One could use scipy.cov, but if one does the calculation directly (which is very easy), there are more ways to speed this up.
First, make some fake data that has some spacial correlations. I'll do this by first making the spatial correlations, and then using random data points that are generated using this, where the data is positioned according to the underlying map, and also takes on the values of the underlying map.
Edit 1:
I changed the data point generator so positions are purely random, but z-values are proportional to the spatial map.
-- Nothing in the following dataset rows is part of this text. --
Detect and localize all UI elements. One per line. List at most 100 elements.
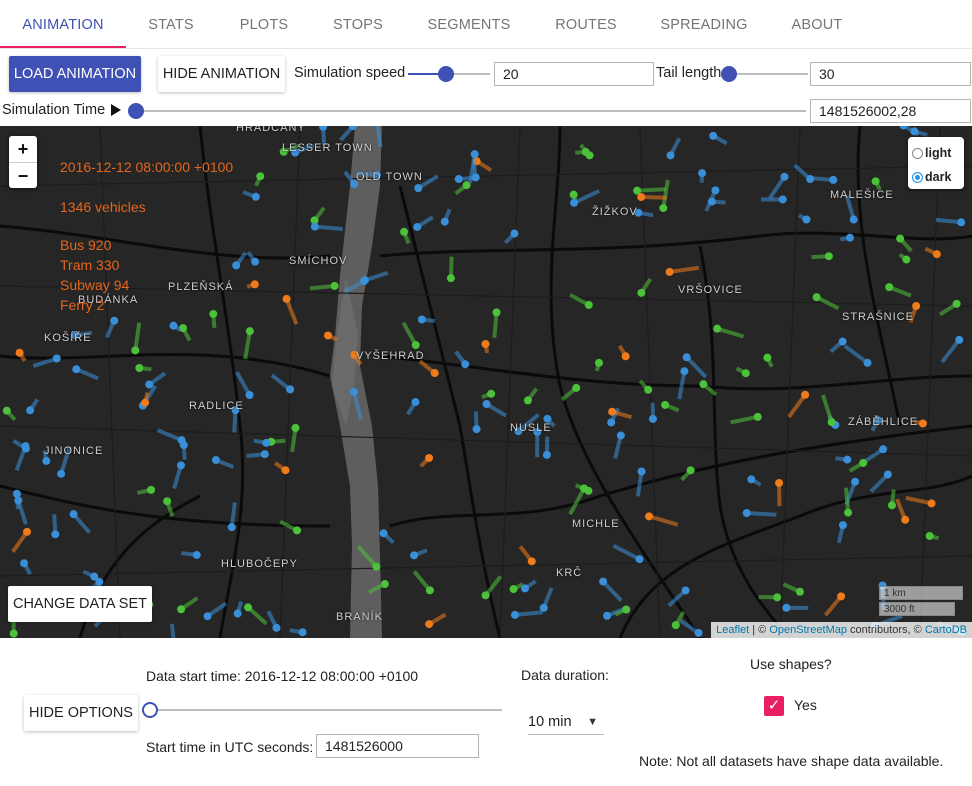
radio-unchecked-icon[interactable] xyxy=(912,148,923,159)
layer-dark-option[interactable]: dark xyxy=(912,168,951,186)
vehicle-marker xyxy=(330,281,339,290)
change-data-set-button[interactable]: CHANGE DATA SET xyxy=(8,586,152,622)
data-start-time-label: Data start time: 2016-12-12 08:00:00 +01… xyxy=(146,668,419,684)
cartodb-link[interactable]: CartoDB xyxy=(925,624,967,636)
vehicle-marker xyxy=(298,628,307,637)
use-shapes-yes-label: Yes xyxy=(794,697,817,713)
vehicle-marker xyxy=(310,222,319,231)
zoom-in-button[interactable]: + xyxy=(9,136,37,163)
vehicle-marker xyxy=(521,584,530,593)
vehicle-marker xyxy=(666,151,675,160)
vehicle-marker xyxy=(773,593,782,602)
hide-options-button[interactable]: HIDE OPTIONS xyxy=(24,695,138,731)
attribution-text: contributors, © xyxy=(847,624,925,636)
vehicle-marker xyxy=(952,299,961,308)
vehicle-marker xyxy=(741,369,750,378)
vehicle-marker xyxy=(603,611,612,620)
vehicle-marker xyxy=(177,436,186,445)
simulation-time-input[interactable] xyxy=(810,99,971,123)
vehicle-marker xyxy=(633,186,642,195)
layer-light-option[interactable]: light xyxy=(912,144,951,162)
tab-animation[interactable]: ANIMATION xyxy=(0,0,126,48)
vehicle-marker xyxy=(707,197,716,206)
vehicle-marker xyxy=(232,261,241,270)
tail-length-label: Tail length xyxy=(656,65,722,81)
vehicle-trail xyxy=(314,224,343,231)
tail-length-input[interactable] xyxy=(810,62,971,86)
vehicle-marker xyxy=(709,131,718,140)
vehicle-marker xyxy=(918,419,927,428)
place-label: ŽIŽKOV xyxy=(592,206,638,218)
vehicle-marker xyxy=(585,151,594,160)
vehicle-marker xyxy=(176,461,185,470)
vehicle-marker xyxy=(481,591,490,600)
vehicle-marker xyxy=(349,387,358,396)
load-animation-button[interactable]: LOAD ANIMATION xyxy=(9,56,141,92)
tab-stops[interactable]: STOPS xyxy=(312,0,404,48)
vehicle-marker xyxy=(42,456,51,465)
vehicle-marker xyxy=(686,466,695,475)
tab-about[interactable]: ABOUT xyxy=(770,0,864,48)
vehicle-marker xyxy=(281,466,290,475)
tab-routes[interactable]: ROUTES xyxy=(534,0,638,48)
vehicle-marker xyxy=(454,174,463,183)
vehicle-marker xyxy=(227,523,236,532)
osm-link[interactable]: OpenStreetMap xyxy=(769,624,847,636)
vehicle-marker xyxy=(622,605,631,614)
tab-segments[interactable]: SEGMENTS xyxy=(404,0,534,48)
vehicle-marker xyxy=(902,255,911,264)
map-view[interactable]: HRADČANY LESSER TOWN OLD TOWN ŽIŽKOV MAL… xyxy=(0,126,972,638)
speed-slider-thumb[interactable] xyxy=(438,66,454,82)
utc-seconds-input[interactable] xyxy=(316,734,479,758)
vehicle-marker xyxy=(15,348,24,357)
vehicle-marker xyxy=(209,309,218,318)
vehicle-marker xyxy=(925,531,934,540)
leaflet-link[interactable]: Leaflet xyxy=(716,624,749,636)
use-shapes-checkbox[interactable]: ✓ xyxy=(764,696,784,716)
tab-plots[interactable]: PLOTS xyxy=(216,0,312,48)
vehicle-marker xyxy=(250,280,259,289)
vehicle-marker xyxy=(711,186,720,195)
vehicle-marker xyxy=(775,478,784,487)
vehicle-marker xyxy=(682,353,691,362)
use-shapes-label: Use shapes? xyxy=(750,656,832,672)
vehicle-marker xyxy=(616,431,625,440)
place-label: HRADČANY xyxy=(236,126,306,134)
vehicle-marker xyxy=(955,335,964,344)
vehicle-marker xyxy=(131,346,140,355)
vehicle-marker xyxy=(291,423,300,432)
time-slider-thumb[interactable] xyxy=(128,103,144,119)
vehicle-marker xyxy=(470,150,479,159)
place-label: KOŠÍŘE xyxy=(44,332,92,344)
vehicle-marker xyxy=(580,484,589,493)
vehicle-marker xyxy=(192,550,201,559)
start-slider-thumb[interactable] xyxy=(142,702,158,718)
vehicle-marker xyxy=(932,250,941,259)
vehicle-marker xyxy=(145,380,154,389)
vehicle-marker xyxy=(244,603,253,612)
time-slider-track xyxy=(136,110,806,112)
vehicle-marker xyxy=(838,337,847,346)
hide-animation-button[interactable]: HIDE ANIMATION xyxy=(158,56,285,92)
vehicle-marker xyxy=(411,341,420,350)
tab-spreading[interactable]: SPREADING xyxy=(638,0,770,48)
radio-checked-icon[interactable] xyxy=(912,172,923,183)
data-duration-select[interactable]: 10 min ▼ xyxy=(528,710,604,735)
vehicle-marker xyxy=(141,398,150,407)
play-icon[interactable] xyxy=(110,102,122,118)
vehicle-marker xyxy=(570,198,579,207)
vehicle-marker xyxy=(635,555,644,564)
vehicle-marker xyxy=(509,585,518,594)
vehicle-marker xyxy=(801,390,810,399)
vehicle-marker xyxy=(360,276,369,285)
vehicle-marker xyxy=(829,175,838,184)
simulation-speed-input[interactable] xyxy=(494,62,654,86)
zoom-out-button[interactable]: − xyxy=(9,163,37,189)
vehicle-marker xyxy=(23,527,32,536)
vehicle-marker xyxy=(912,302,921,311)
vehicle-marker xyxy=(621,352,630,361)
vehicle-marker xyxy=(510,610,519,619)
tail-slider-thumb[interactable] xyxy=(721,66,737,82)
tab-stats[interactable]: STATS xyxy=(126,0,216,48)
vehicle-marker xyxy=(21,442,30,451)
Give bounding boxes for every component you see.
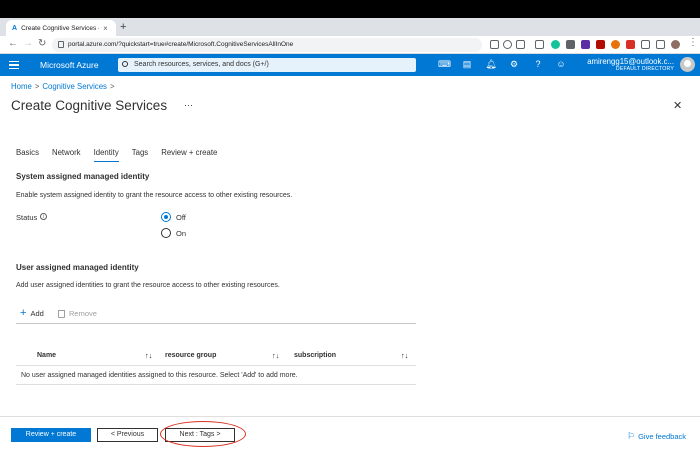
grammarly-icon[interactable]: [551, 40, 560, 49]
breadcrumb-service[interactable]: Cognitive Services: [42, 82, 107, 91]
divider: [16, 323, 416, 324]
settings-icon[interactable]: ⚙: [508, 59, 520, 70]
feedback-header-icon[interactable]: ☺: [555, 59, 567, 69]
previous-button[interactable]: < Previous: [97, 428, 158, 442]
column-resource-group[interactable]: resource group: [165, 352, 216, 359]
status-on-label[interactable]: On: [176, 229, 186, 238]
close-icon[interactable]: ✕: [673, 99, 682, 112]
table-header: Name ↑↓ resource group ↑↓ subscription ↑…: [16, 350, 416, 365]
extension-purple-icon[interactable]: [581, 40, 590, 49]
account-name: amirengg15@outlook.c...: [587, 57, 674, 66]
sort-icon[interactable]: ↑↓: [401, 351, 409, 360]
avatar[interactable]: [680, 57, 695, 72]
tab-review-create[interactable]: Review + create: [161, 146, 217, 162]
top-bar: [0, 0, 700, 18]
remove-label: Remove: [69, 309, 97, 318]
divider: [16, 384, 416, 385]
remove-identity-button[interactable]: Remove: [58, 309, 97, 318]
sidebar-icon[interactable]: [656, 40, 665, 49]
profile-icon[interactable]: [671, 40, 680, 49]
tab-tags[interactable]: Tags: [132, 146, 148, 162]
cloud-shell-icon[interactable]: ⌨: [438, 59, 451, 70]
add-identity-button[interactable]: + Add: [20, 307, 44, 319]
divider: [16, 365, 416, 366]
sort-icon[interactable]: ↑↓: [272, 351, 280, 360]
forward-icon[interactable]: →: [23, 38, 33, 49]
plus-icon: +: [20, 307, 27, 319]
global-search-input[interactable]: Search resources, services, and docs (G+…: [118, 58, 416, 72]
directory-filter-icon[interactable]: ▤: [461, 59, 473, 70]
highlight-annotation: [160, 421, 246, 447]
add-label: Add: [30, 309, 44, 318]
give-feedback-link[interactable]: ⚐ Give feedback: [627, 431, 686, 442]
status-off-label[interactable]: Off: [176, 213, 186, 222]
share-icon[interactable]: [490, 40, 499, 49]
help-icon[interactable]: ?: [532, 59, 544, 69]
account-directory: DEFAULT DIRECTORY: [615, 66, 674, 72]
search-icon: [122, 61, 128, 67]
wizard-tabs: Basics Network Identity Tags Review + cr…: [16, 146, 230, 162]
azure-favicon: A: [12, 24, 18, 32]
breadcrumb: Home > Cognitive Services >: [11, 82, 118, 91]
breadcrumb-separator: >: [34, 82, 40, 91]
status-off-radio[interactable]: [161, 212, 171, 222]
back-icon[interactable]: ←: [8, 38, 18, 49]
extension-icon[interactable]: [535, 40, 544, 49]
breadcrumb-separator: >: [109, 82, 115, 91]
column-name[interactable]: Name: [37, 352, 56, 359]
page-title: Create Cognitive Services: [11, 98, 168, 113]
close-tab-icon[interactable]: ×: [103, 24, 108, 33]
user-identity-description: Add user assigned identities to grant th…: [16, 282, 280, 289]
menu-dots-icon[interactable]: ⋮: [688, 37, 698, 48]
brand-label[interactable]: Microsoft Azure: [40, 60, 99, 70]
trash-icon: [58, 309, 65, 318]
extension-red-icon[interactable]: [626, 40, 635, 49]
sort-icon[interactable]: ↑↓: [145, 351, 153, 360]
info-icon[interactable]: i: [40, 213, 47, 220]
breadcrumb-home[interactable]: Home: [11, 82, 32, 91]
column-subscription[interactable]: subscription: [294, 352, 336, 359]
feedback-icon: ⚐: [627, 431, 636, 441]
tab-network[interactable]: Network: [52, 146, 81, 162]
url-field[interactable]: portal.azure.com/?quickstart=true#create…: [52, 38, 482, 52]
pdf-icon[interactable]: [596, 40, 605, 49]
new-tab-icon[interactable]: +: [120, 21, 126, 33]
empty-table-message: No user assigned managed identities assi…: [21, 372, 298, 379]
user-identity-heading: User assigned managed identity: [16, 263, 139, 272]
tab-identity[interactable]: Identity: [93, 146, 119, 162]
notifications-icon[interactable]: 🔔︎: [485, 59, 497, 70]
hamburger-menu-icon[interactable]: [9, 61, 19, 69]
status-label: Status: [16, 213, 38, 222]
system-identity-description: Enable system assigned identity to grant…: [16, 192, 293, 199]
footer-divider: [0, 416, 700, 417]
account-info[interactable]: amirengg15@outlook.c... DEFAULT DIRECTOR…: [587, 57, 674, 73]
more-options-icon[interactable]: ···: [184, 100, 193, 110]
camera-icon[interactable]: [566, 40, 575, 49]
puzzle-icon[interactable]: [641, 40, 650, 49]
reload-icon[interactable]: ↻: [38, 38, 46, 49]
feedback-label: Give feedback: [638, 432, 687, 441]
browser-tab[interactable]: A Create Cognitive Services - M ×: [6, 20, 116, 36]
review-create-button[interactable]: Review + create: [11, 428, 91, 442]
status-on-radio[interactable]: [161, 228, 171, 238]
tab-basics[interactable]: Basics: [16, 146, 39, 162]
zoom-icon[interactable]: [503, 40, 512, 49]
bookmark-icon[interactable]: [516, 40, 525, 49]
extension-orange-icon[interactable]: [611, 40, 620, 49]
browser-tab-title: Create Cognitive Services - M: [21, 24, 100, 32]
system-identity-heading: System assigned managed identity: [16, 172, 150, 181]
lock-icon[interactable]: [58, 41, 64, 48]
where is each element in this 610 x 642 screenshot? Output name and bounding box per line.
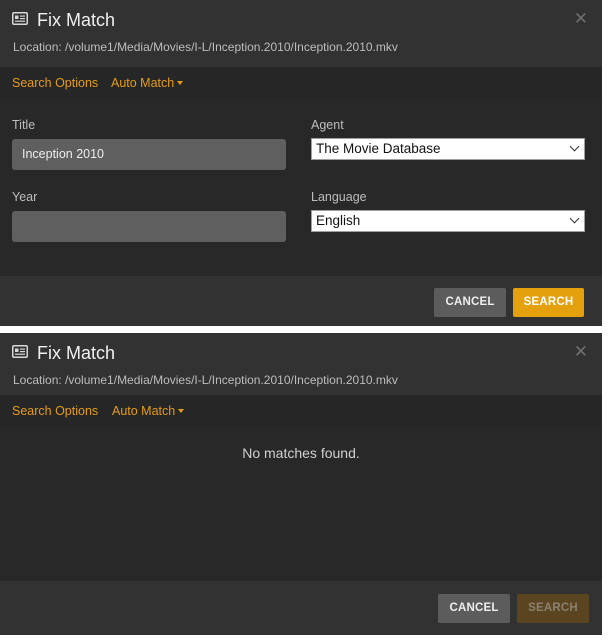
fix-match-dialog-results: Fix Match Location: /volume1/Media/Movie… bbox=[0, 333, 602, 635]
agent-label: Agent bbox=[311, 118, 344, 132]
close-icon[interactable]: ✕ bbox=[574, 10, 588, 27]
auto-match-dropdown[interactable]: Auto Match bbox=[111, 76, 184, 90]
card-icon bbox=[12, 11, 28, 30]
cancel-button[interactable]: CANCEL bbox=[438, 594, 510, 623]
dialog-title: Fix Match bbox=[37, 343, 116, 363]
dialog-footer: CANCEL SEARCH bbox=[0, 581, 602, 635]
cancel-button[interactable]: CANCEL bbox=[434, 288, 506, 317]
agent-select[interactable]: The Movie Database bbox=[311, 138, 585, 160]
language-value: English bbox=[316, 213, 361, 228]
search-button[interactable]: SEARCH bbox=[513, 288, 584, 317]
file-location: Location: /volume1/Media/Movies/I-L/Ince… bbox=[13, 373, 398, 387]
year-label: Year bbox=[12, 190, 38, 204]
agent-value: The Movie Database bbox=[316, 141, 441, 156]
fix-match-dialog: Fix Match Location: /volume1/Media/Movie… bbox=[0, 0, 602, 326]
search-options-link[interactable]: Search Options bbox=[12, 404, 98, 418]
search-button[interactable]: SEARCH bbox=[517, 594, 589, 623]
results-panel: No matches found. bbox=[0, 427, 602, 581]
caret-down-icon bbox=[178, 408, 185, 413]
chevron-down-icon bbox=[569, 141, 580, 152]
year-input[interactable] bbox=[12, 211, 286, 242]
dialog-footer: CANCEL SEARCH bbox=[0, 276, 602, 326]
options-bar: Search Options Auto Match bbox=[0, 67, 602, 99]
language-label: Language bbox=[311, 190, 367, 204]
caret-down-icon bbox=[177, 80, 184, 85]
chevron-down-icon bbox=[569, 213, 580, 224]
no-matches-message: No matches found. bbox=[242, 445, 360, 461]
auto-match-label: Auto Match bbox=[111, 76, 175, 90]
language-select[interactable]: English bbox=[311, 210, 585, 232]
options-bar: Search Options Auto Match bbox=[0, 395, 602, 427]
title-label: Title bbox=[12, 118, 36, 132]
search-options-link[interactable]: Search Options bbox=[12, 76, 98, 90]
title-input[interactable]: Inception 2010 bbox=[12, 139, 286, 170]
auto-match-label: Auto Match bbox=[112, 404, 176, 418]
file-location: Location: /volume1/Media/Movies/I-L/Ince… bbox=[13, 40, 398, 54]
card-icon bbox=[12, 344, 28, 363]
search-form: Title Inception 2010 Year Agent The Movi… bbox=[0, 99, 602, 276]
dialog-header: Fix Match Location: /volume1/Media/Movie… bbox=[0, 333, 602, 400]
auto-match-dropdown[interactable]: Auto Match bbox=[112, 404, 185, 418]
dialog-header: Fix Match Location: /volume1/Media/Movie… bbox=[0, 0, 602, 67]
close-icon[interactable]: ✕ bbox=[574, 343, 588, 360]
dialog-title: Fix Match bbox=[37, 10, 116, 30]
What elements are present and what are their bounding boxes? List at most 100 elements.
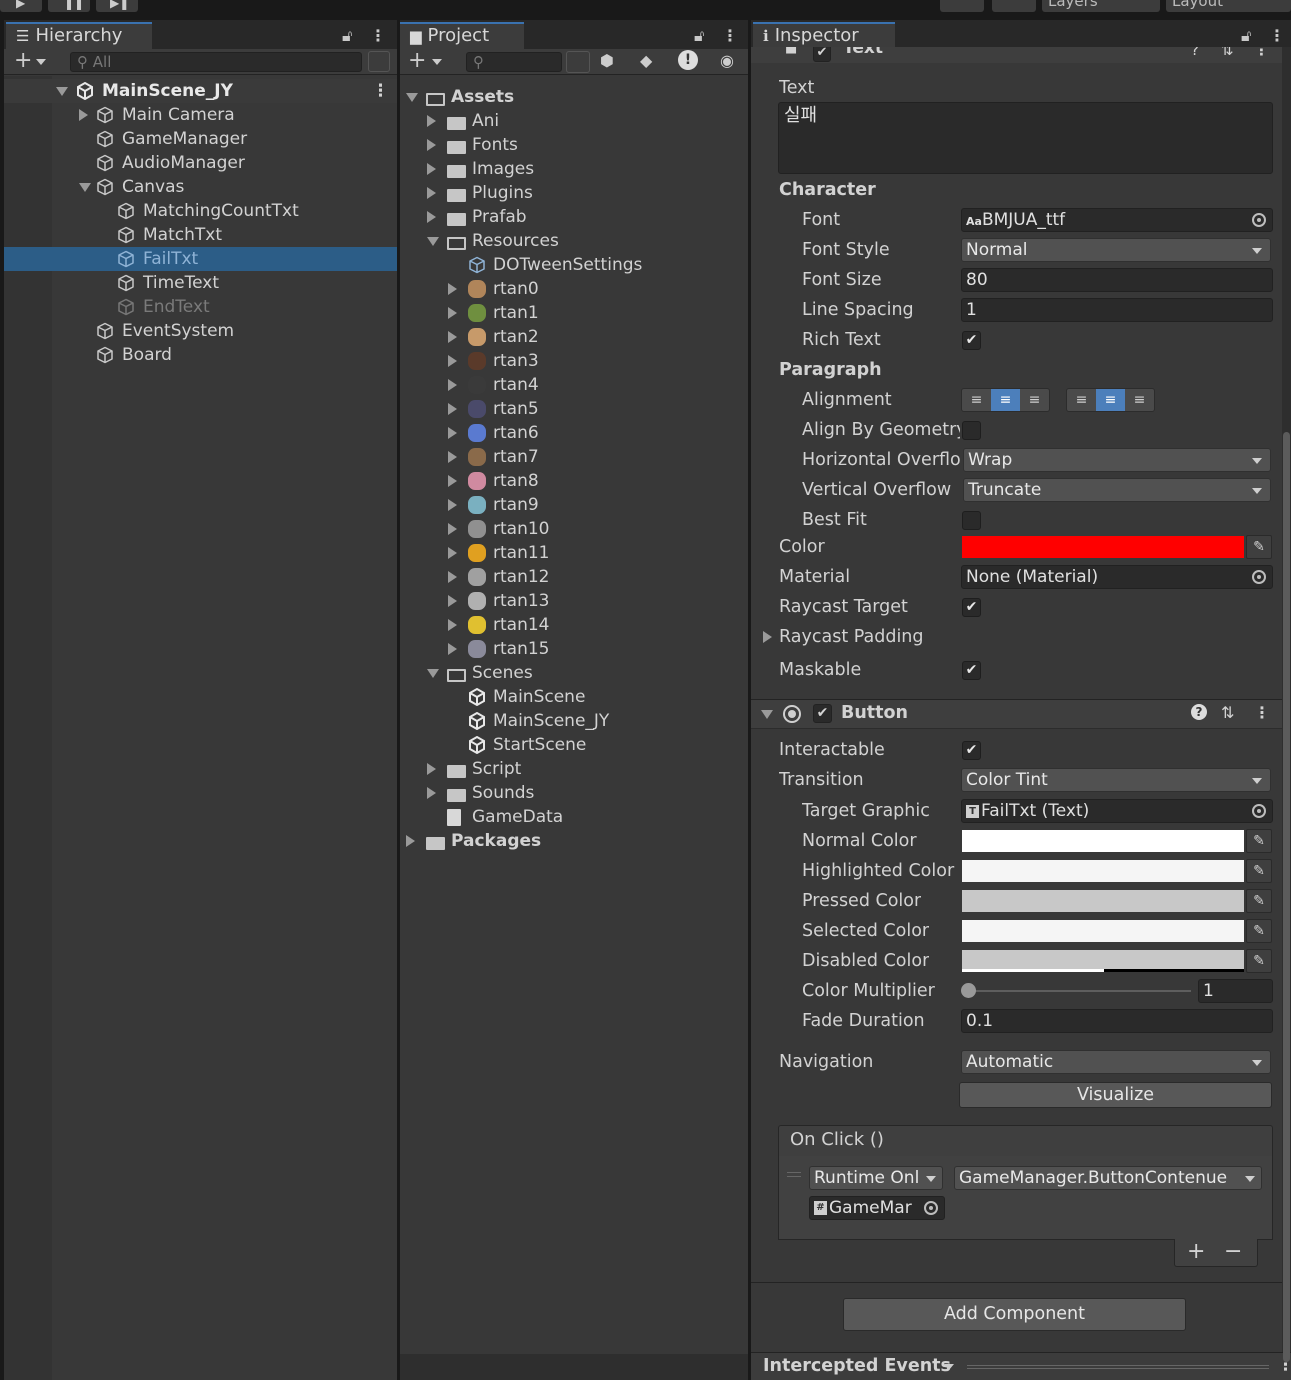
button-foldout-icon[interactable] bbox=[761, 710, 773, 719]
add-component-button[interactable]: Add Component bbox=[843, 1298, 1186, 1331]
font-style-dropdown[interactable]: Normal bbox=[961, 238, 1271, 262]
tab-inspector[interactable]: ℹ Inspector bbox=[753, 22, 895, 49]
collapsed-arrow-icon[interactable] bbox=[427, 163, 436, 175]
navigation-dropdown[interactable]: Automatic bbox=[961, 1050, 1271, 1074]
scene-more-icon[interactable]: ⋮ bbox=[372, 79, 389, 103]
create-dropdown-icon[interactable] bbox=[432, 59, 442, 65]
expanded-arrow-icon[interactable] bbox=[79, 183, 91, 192]
project-item[interactable]: rtan6 bbox=[400, 421, 748, 445]
more-menu-icon[interactable]: ⋮ bbox=[722, 26, 738, 45]
project-item[interactable]: GameData bbox=[400, 805, 748, 829]
component-menu-icon[interactable]: ⋮ bbox=[1254, 47, 1269, 59]
project-item[interactable]: rtan3 bbox=[400, 349, 748, 373]
text-enabled-checkbox[interactable]: ✔ bbox=[813, 47, 831, 62]
component-menu-icon[interactable]: ⋮ bbox=[1254, 703, 1270, 722]
project-item[interactable]: Resources bbox=[400, 229, 748, 253]
error-filter-icon[interactable]: ! bbox=[678, 50, 698, 70]
object-picker-icon[interactable] bbox=[1252, 213, 1266, 227]
hierarchy-item[interactable]: AudioManager bbox=[4, 151, 397, 175]
transition-dropdown[interactable]: Color Tint bbox=[961, 768, 1271, 792]
filter-label-icon[interactable]: ◆ bbox=[640, 51, 652, 70]
collapsed-arrow-icon[interactable] bbox=[448, 403, 457, 415]
hierarchy-item[interactable]: MatchingCountTxt bbox=[4, 199, 397, 223]
eyedropper-icon[interactable]: ✎ bbox=[1246, 535, 1272, 559]
button-enabled-checkbox[interactable]: ✔ bbox=[813, 704, 832, 723]
target-graphic-field[interactable]: T FailTxt (Text) bbox=[961, 799, 1273, 823]
font-size-input[interactable]: 80 bbox=[961, 268, 1273, 292]
eyedropper-icon[interactable]: ✎ bbox=[1246, 889, 1272, 913]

And, I changed the map so that left and right side were shifted relative to eachother to create negative correlation at large h.
from numpy import *
import random
import matplotlib.pyplot as plt
S = 1000
N = 900
# first, make some fake data, with correlations on two spatial scales
# density map
x = linspace(0, 2*pi, S)
sx = sin(3*x)*sin(10*x)
density = .8* abs(outer(sx, sx))
density[:,:S//2] += .2
# make a point cloud motivated by this density
random.seed(10) # so this can be repeated
points = []
while len(points)<N:
v, ix, iy = random.random(), random.randint(0,S-1), random.randint(0,S-1)
if True: #v<density[ix,iy]:
points.append([ix, iy, density[ix,iy]])
locations = array(points).transpose()
print locations.shape
plt.imshow(density, alpha=.3, origin='lower')
plt.plot(locations[1,:], locations[0,:], '.k')
plt.xlim((0,S))
plt.ylim((0,S))
plt.show()
# build these into the main data: all pairs into distances and z0 z1 values
L = locations
m = array([[math.sqrt((L[0,i]-L[0,j])**2+(L[1,i]-L[1,j])**2), L[2,i], L[2,j]]
for i in range(N) for j in range(N) if i>j])
Which gives:
The above is just the simulated data, and I made no attempt to optimize it's production, etc. I assume this is where the OP starts, with the task below, since the data already exists in a real situation.
Now calculate the "covariogram" (which is much easier than generating the fake data, btw). The idea here is to sort all the pairs and associated values by h, and then index into these using ihvals. That is, summing up to index ihval is the sum over N(h) in the equation, since this includes all pairs with hs below the desired values.
Edit 2:
As suggested in the comments below, N(h) is now only the pairs that are between h-dh and h, rather than all pairs between 0 and h (where dh is the spacing of h-values in ihvals -- ie, S/1000 was used below).
# now do the real calculations for the covariogram
# sort by h and give clear names
i = argsort(m[:,0]) # h sorting
h = m[i,0]
zh = m[i,1]
zsh = m[i,2]
zz = zh*zsh
hvals = linspace(0,S,1000) # the values of h to use (S should be in the units of distance, here I just used ints)
ihvals = searchsorted(h, hvals)
result = []
for i, ihval in enumerate(ihvals[1:]):
start, stop = ihvals[i-1], ihval
N = stop-start
if N>0:
mnh = sum(zh[start:stop])/N
mph = sum(zsh[start:stop])/N
szz = sum(zz[start:stop])/N
C = szz-mnh*mph
result.append([h[ihval], C])
result = array(result)
plt.plot(result[:,0], result[:,1])
plt.grid()
plt.show()
which looks reasonable to me as one can see bumps or troughs at the expected for the h values, but I haven't done a careful check.
The main speedup here over scipy.cov, is that one can precalculate all of the products, zz. Otherwise, one would feed zh and zsh into cov for every new h, and all the products would be recalculated. This calculate could be sped up even more by doing partial sums, ie, from ihvals[n-1] to ihvals[n] at each timestep n, but I doubt that will be necessary.